Sub-bass sounds are the deep, low-register pitches below approximately 70 Hz (C♯_{2} in scientific pitch notation) and extending downward to include the lowest frequency humans can hear, approximately 20 Hz (E_{0}).

In this range, human hearing is less sensitive, so these notes tend to be felt more than heard. The low E-string on a bass guitar is usually tuned to 41.2 Hz, while the lowest note on a standard piano is A at 27.5 Hz. Sound reinforcement systems and PA systems often use one or more subwoofer loudspeakers to amplify sounds in the sub-bass range. Sounds below sub-bass are infrasound.

==Hearing and usage==
20 Hz is considered the normal low-frequency limit of human hearing. When pure sine waves are reproduced under ideal conditions and at very high decibels, a human listener will be able to identify tones as low as 12 Hz (G_{–1}). Audio tracks known as bass tests use sub-bass frequencies which are used to test or to demonstrate the capabilities of audio equipment. High-end subwoofers can accurately reproduce sound to about 18 Hz ±2 dB.

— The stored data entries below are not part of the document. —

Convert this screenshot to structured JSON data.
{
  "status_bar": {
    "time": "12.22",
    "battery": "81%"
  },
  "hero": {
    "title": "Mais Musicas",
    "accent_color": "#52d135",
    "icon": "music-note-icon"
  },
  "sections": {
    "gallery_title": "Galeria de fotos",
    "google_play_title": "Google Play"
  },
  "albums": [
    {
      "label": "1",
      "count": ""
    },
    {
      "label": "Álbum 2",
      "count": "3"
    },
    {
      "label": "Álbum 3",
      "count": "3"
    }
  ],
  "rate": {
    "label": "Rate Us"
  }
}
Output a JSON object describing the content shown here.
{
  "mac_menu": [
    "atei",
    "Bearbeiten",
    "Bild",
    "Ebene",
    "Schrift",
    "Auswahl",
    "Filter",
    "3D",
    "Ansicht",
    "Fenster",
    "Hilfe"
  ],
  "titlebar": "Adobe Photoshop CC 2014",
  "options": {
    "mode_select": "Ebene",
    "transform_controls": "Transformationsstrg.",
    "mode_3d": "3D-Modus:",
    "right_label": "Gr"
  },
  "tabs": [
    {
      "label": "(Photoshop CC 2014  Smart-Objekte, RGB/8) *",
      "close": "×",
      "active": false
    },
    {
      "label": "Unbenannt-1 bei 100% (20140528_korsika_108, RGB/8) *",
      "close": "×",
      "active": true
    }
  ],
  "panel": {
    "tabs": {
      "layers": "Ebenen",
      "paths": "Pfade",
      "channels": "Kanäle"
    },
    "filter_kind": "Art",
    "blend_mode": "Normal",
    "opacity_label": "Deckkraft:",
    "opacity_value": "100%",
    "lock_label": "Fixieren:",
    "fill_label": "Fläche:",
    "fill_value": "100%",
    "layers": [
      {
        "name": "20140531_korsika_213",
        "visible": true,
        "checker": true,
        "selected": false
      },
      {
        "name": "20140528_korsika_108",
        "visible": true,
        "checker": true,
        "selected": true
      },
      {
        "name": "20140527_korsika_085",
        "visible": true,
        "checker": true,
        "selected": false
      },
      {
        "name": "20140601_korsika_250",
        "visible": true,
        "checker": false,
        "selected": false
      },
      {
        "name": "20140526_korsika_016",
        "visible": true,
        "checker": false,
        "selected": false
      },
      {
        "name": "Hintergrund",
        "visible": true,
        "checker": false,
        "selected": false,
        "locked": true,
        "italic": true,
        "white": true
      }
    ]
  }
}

Sub-bass is popular in dance music, where the low frequencies are produced by the kick drum (bass drum), the bass guitar and electronic synthesizers and drum machines. Particular genres such as house music, drum and bass and dubstep often feature a bassline that consists mainly of sub-bass frequencies. Much experimental music uses sub-bass, in particular drone music, where the majority of the sound can often be in the sub-bass range. Often, hip hop and rap songs feature prevalent sub-bass. The pedal keyboard range on pipe organs also often extends into the sub-bass range; the bottom note of a 16′ stop is typically tuned to 32 Hz (C_{1}), a 32′ stop at 16 Hz (C_{0}).